Der weiße Terrorist ist
hingegen eher „krank“, „läuft Amok“, er ist nie zuerst weiß,
Christ, Faschist. Er soll etwas ganz anderes sein als die
Mehrheitsgesellschaft. „Weiß-Sein“ ist „Normalität“ und
unsichtbar. Die
weiße Mehrheit will sich nicht mit dem eigenen Rassismus
auseinandersetzen müssen. Nicht
mit ihrem eigenen, nicht mit dem der Faschisten, nicht mit dem
polit-ökonomischen und staatlich-strukturellen. „Menschen
ertrinken im Mittelmeer“, nicht: „postkoloniale
Ausbeutungsverhältnisse und weiße Abschottungspolitik stoßen
rassifizierte Andere systematisch in den Tod“.
Noch
schlimmer als das Schweigen über antimuslimischen Rassismus ist,
dass selbst linke Akademiker_innen und sogenannte
Rassismus-„Forscher“ angesichts des weißen Terrorismus und
faschistischen Antisemitismus vergleichend von „islamischem
[sic!]
Antisemitismus“ sprechen (https://twitter.com/Matthias_Quent/status/1181962762563530755). Als ob jemals bei islamistischen Anschlag gesagt würde: „ja, aber der christliche Antisemitismus ist auch eine Gefahr“. Selbst im Reden darüber, dass es nicht nur importierten Antisemitismus gibt, muss bei Deutschen das Außen des „islamischen Antisemitismus“ konstitutiv mit angeführt werden.
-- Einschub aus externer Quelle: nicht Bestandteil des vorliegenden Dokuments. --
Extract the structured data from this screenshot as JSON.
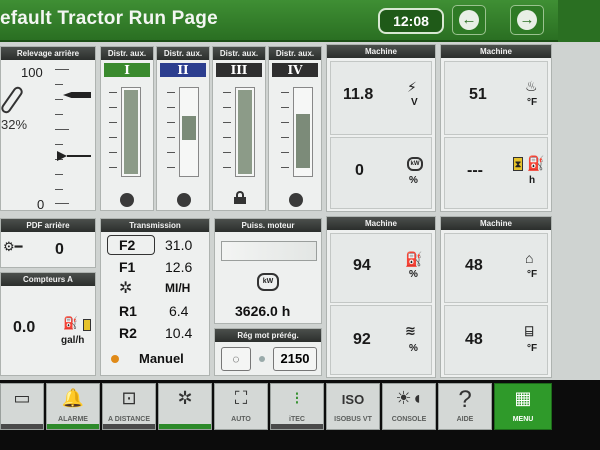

Demgegenüber gelang es insbesondere jüdischen und migrantischen Communities Antisemitismus und antimuslimischen Rassismus zu benennen. Hoffnung besteht hier, dass gegenseitige Solidarisierung von Menschen, die tagtäglich Antisemitismus und Rassismus erfahren, zu einer gemeinsamen politischen Perspektive wachsen, gegen Rassismus, Antisemitismus und weißen Faschismus zu kämpfen.
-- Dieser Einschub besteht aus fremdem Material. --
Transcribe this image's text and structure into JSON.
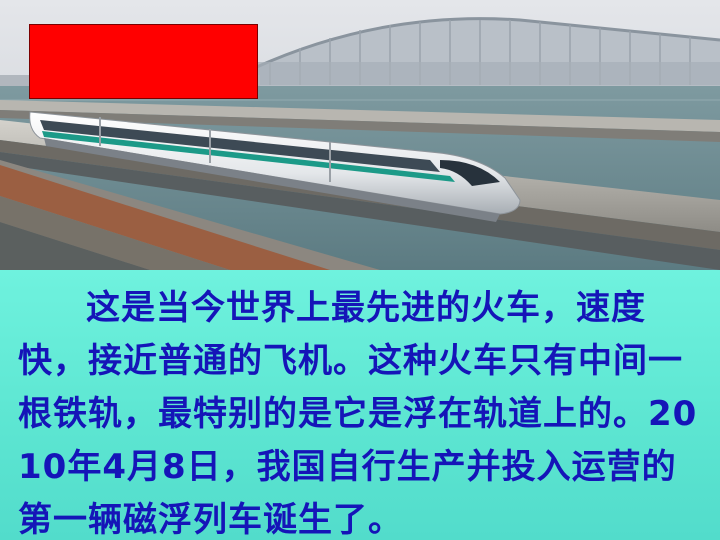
{
  "slide": {
    "body_text": "这是当今世界上最先进的火车，速度快，接近普通的飞机。这种火车只有中间一根铁轨，最特别的是它是浮在轨道上的。2010年4月8日，我国自行生产并投入运营的第一辆磁浮列车诞生了。"
  },
  "colors": {
    "background": "#5fe8d6",
    "text": "#1515b8",
    "red_box": "#ff0000"
  }
}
Natürlich ist es wichtig und richtig weiterhin von Rechtsterrorismus zu sprechen. Dennoch sollte bei rassistischen Morden zusätzlich von weißem Terrorismus gesprochen werden, um die Tätergruppe sichtbar zu machen und einen Zusammenhang zum gesellschaftlichen Rassismus herzustellen und somit auch die weiße Mehrheitsgesellschaft nicht aus der Verantwortung zu lassen.